Transportation analyst suggests "highway utility" model for SC road funding

KDOT has approved bids for improvements on roads and brigdes.  

The ongoing debate about how to best fund South Carolina's roads and other infrastructure needs is sure to dominate the upcoming legislative session.

At the heart of that debate will be a push to increase the state's gasoline sales tax.

However, one transportation analyst told Palmetto Business Daily that policymakers should be looking toward newer, unique solutions to fund our roads.

"The per-gallon tax on gasoline and diesel fuel was a reliable funding source for 20th century highways, but is becoming obsolete in the 21st century," said Bob Poole, director of Transportation Policy at the Reason Foundation. "The biggest reason is changes in vehicle propulsion, greatly increased fuel economy for conventionally fueled cars and trucks, a growing fraction of the fleet powered in part or completely by electricity and possible hydrogen fuel-cell propulsion. Vehicles impose the same wear and tear on highways regardless of propulsion source, so nearly all state DOTs and transportation researchers support a shift, over time, from per-gallon taxes to per-mile charges (mileage-based user fees)."

Poole, who also is a fellow at Searle Freedom Trust, advocates for a different way of thinking about highways.

"Everybody pays for highways today, mostly via fuel taxes, but also via registration fees," he said. "Likewise, everyone pays for electricity, natural gas, phone service, cable or satellite TV, etc., based on what they use."

A highway utility would be analogous, with fees based on miles driven instead of gallons of fuel consumed, Poole said.

"In the model presented in my forthcoming book, the per-mile charges would be paid directly to the highway provider, not to a government treasury," Poole said. "Part of the idea is to de-politicize the provision of highways, though government would have a regulatory role to play, as it does for other utilities."

Poole recently was featured in an online interview with Nicholas Gillespie, editor of and and former editor in chief of Reason magazine, about what can be expected in the nation's infrastructure under President-elect Donald Trump. While Trump’s comments during the campaign varied widely on most topics, he did propose spending almost half a trillion dollars on transportation, but has been vague about the details.

"What we know so far is that he talked a lot about crumbling infrastructure and the need to make America's infrastructure great again," Poole said in that interview. "This suggests a big new emphasis on some kind of federal transportation program."

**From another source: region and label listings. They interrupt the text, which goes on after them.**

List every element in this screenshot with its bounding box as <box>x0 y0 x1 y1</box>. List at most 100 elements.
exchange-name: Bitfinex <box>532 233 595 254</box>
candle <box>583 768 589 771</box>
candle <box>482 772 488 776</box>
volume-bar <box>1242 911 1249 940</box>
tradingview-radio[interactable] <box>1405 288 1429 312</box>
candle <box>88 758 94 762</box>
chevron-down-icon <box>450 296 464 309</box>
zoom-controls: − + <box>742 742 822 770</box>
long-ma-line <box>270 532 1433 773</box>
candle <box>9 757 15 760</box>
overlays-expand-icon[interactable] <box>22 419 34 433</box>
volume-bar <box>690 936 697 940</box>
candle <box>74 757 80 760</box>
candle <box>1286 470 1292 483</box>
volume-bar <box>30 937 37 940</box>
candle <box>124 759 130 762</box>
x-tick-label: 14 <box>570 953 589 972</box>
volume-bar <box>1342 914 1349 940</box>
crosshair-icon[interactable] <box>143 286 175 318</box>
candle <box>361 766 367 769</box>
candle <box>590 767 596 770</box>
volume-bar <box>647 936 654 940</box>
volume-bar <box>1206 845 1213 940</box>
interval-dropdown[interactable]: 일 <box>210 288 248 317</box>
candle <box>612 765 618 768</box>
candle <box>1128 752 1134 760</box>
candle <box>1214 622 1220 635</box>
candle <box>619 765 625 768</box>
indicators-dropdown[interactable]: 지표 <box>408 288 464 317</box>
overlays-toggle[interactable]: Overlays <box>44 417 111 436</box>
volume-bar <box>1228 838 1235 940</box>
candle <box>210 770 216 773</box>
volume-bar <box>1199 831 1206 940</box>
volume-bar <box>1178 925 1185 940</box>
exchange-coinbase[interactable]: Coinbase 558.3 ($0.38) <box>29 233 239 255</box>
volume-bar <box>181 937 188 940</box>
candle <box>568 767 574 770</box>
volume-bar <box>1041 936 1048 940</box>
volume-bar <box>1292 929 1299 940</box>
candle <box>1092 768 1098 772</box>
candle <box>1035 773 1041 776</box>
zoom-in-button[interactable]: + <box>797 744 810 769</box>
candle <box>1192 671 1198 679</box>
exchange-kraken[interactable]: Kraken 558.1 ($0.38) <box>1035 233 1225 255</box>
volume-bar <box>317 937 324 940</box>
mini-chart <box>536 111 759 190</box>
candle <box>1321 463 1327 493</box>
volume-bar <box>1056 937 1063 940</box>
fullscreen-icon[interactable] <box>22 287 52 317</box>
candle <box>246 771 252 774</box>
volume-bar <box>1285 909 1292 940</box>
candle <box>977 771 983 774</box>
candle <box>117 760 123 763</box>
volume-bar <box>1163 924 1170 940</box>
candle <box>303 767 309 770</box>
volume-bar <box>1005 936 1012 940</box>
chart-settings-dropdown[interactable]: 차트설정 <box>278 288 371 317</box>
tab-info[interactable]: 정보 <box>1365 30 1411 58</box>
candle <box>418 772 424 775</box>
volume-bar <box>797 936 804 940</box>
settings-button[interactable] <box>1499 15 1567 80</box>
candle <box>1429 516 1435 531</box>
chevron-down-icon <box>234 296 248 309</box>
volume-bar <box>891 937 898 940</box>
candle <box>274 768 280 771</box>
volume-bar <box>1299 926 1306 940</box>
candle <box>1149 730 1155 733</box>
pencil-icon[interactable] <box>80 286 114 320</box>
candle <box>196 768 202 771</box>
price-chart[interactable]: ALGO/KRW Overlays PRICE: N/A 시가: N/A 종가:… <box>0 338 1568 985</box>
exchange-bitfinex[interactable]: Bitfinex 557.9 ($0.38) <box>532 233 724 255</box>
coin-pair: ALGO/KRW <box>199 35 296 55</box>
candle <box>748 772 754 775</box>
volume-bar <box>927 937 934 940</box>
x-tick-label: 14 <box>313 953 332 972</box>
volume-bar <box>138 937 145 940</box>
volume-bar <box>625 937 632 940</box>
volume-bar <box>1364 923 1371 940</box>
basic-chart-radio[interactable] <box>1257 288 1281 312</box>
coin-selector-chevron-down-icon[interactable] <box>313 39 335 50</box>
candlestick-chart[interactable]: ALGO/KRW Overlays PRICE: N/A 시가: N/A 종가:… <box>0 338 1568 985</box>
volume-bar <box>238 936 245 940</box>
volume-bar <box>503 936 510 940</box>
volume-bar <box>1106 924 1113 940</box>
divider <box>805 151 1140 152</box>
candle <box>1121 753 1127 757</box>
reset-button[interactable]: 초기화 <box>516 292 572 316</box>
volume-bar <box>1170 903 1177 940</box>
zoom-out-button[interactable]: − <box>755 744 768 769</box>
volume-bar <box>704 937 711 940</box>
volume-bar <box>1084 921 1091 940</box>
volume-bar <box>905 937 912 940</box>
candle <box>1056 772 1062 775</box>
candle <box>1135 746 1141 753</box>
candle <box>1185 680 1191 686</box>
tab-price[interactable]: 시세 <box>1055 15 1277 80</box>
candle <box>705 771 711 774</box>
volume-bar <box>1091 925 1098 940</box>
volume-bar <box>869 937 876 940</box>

Poole told Palmetto Business Daily that, while South Carolina has the nation's most cost-effective highway system, it falls short in a number of key areas, according to the Reason Foundation’s 2016 Annual Highway Report.

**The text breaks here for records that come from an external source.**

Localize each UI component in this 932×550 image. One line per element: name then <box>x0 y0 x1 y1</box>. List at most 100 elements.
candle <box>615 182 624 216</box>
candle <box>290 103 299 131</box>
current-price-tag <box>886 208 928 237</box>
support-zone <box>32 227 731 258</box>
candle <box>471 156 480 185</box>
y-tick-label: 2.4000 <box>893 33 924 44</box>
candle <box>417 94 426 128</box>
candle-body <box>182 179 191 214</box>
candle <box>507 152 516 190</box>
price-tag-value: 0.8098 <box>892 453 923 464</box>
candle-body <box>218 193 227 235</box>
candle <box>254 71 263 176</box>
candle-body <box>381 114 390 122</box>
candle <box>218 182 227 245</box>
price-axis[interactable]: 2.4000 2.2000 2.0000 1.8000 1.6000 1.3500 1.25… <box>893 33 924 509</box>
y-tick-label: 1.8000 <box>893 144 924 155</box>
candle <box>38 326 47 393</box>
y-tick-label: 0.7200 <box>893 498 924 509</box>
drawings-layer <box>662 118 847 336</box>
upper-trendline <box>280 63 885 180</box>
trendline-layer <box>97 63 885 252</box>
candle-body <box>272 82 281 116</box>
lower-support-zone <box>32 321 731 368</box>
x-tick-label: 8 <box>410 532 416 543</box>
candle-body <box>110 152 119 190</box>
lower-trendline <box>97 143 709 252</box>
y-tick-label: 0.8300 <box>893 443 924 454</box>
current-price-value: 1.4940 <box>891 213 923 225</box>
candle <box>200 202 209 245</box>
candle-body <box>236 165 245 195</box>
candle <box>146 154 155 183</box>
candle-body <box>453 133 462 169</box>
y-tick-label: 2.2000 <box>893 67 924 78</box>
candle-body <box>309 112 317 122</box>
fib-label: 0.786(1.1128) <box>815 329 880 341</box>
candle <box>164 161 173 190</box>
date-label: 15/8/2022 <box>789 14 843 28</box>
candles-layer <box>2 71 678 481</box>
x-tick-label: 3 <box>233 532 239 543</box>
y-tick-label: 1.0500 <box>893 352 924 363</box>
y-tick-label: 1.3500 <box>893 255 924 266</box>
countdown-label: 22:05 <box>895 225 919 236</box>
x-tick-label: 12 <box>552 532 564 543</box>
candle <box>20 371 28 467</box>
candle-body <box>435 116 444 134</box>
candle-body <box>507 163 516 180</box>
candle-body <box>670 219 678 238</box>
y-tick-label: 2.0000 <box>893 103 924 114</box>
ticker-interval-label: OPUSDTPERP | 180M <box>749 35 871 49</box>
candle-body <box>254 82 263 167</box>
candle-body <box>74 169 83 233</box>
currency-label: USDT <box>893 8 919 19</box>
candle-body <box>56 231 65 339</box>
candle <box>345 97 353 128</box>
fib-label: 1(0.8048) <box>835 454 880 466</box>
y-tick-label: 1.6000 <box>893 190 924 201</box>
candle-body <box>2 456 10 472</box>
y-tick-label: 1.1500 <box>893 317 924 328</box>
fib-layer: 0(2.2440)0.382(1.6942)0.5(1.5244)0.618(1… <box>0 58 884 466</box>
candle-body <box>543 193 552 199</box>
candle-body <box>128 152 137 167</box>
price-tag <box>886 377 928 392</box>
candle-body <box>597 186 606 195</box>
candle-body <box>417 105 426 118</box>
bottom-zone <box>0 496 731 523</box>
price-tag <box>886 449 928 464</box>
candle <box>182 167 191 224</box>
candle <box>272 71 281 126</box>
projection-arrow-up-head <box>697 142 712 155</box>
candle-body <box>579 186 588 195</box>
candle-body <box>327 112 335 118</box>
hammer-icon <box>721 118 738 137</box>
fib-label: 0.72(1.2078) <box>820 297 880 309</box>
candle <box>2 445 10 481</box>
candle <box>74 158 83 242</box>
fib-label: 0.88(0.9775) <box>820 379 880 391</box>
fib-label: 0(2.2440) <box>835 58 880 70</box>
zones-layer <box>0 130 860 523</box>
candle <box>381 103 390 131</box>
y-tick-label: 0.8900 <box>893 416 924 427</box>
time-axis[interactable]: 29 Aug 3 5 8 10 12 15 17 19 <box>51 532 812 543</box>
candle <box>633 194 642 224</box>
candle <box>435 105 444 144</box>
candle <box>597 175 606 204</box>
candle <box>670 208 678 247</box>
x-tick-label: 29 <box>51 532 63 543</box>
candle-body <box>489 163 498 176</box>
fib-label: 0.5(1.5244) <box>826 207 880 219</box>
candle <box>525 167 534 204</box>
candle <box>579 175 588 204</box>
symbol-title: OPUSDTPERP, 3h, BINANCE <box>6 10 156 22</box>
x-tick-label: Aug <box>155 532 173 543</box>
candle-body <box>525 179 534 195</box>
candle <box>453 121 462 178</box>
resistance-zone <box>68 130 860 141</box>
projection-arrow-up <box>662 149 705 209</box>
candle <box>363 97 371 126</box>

"SC has the most cost-effective highway system of the 50 states, getting more value per highway tax dollar than any other state," Poole said. "But it ranks poorly on deficient bridges, with 21 percent either structurally deficient or functionally obsolete. It has fairly serious congestion in urban areas, with the average motorist spending 32 hours per year stuck in traffic, but that is less than in the average state, which is 51 hours/year. It ranks 47th out of 50 states in high fatality rates, 1.57 per 100 million vehicle miles of travel - three times the rate of No. 1 Massachusetts."

Given these areas of concern, will policymakers continue to focus on an increase in the gas tax -- or could they embrace Poole's innovative idea of a "highway utility"?

Time will tell, but it's clear that South Carolina's transportation infrastructure is in serious need of an upgrade.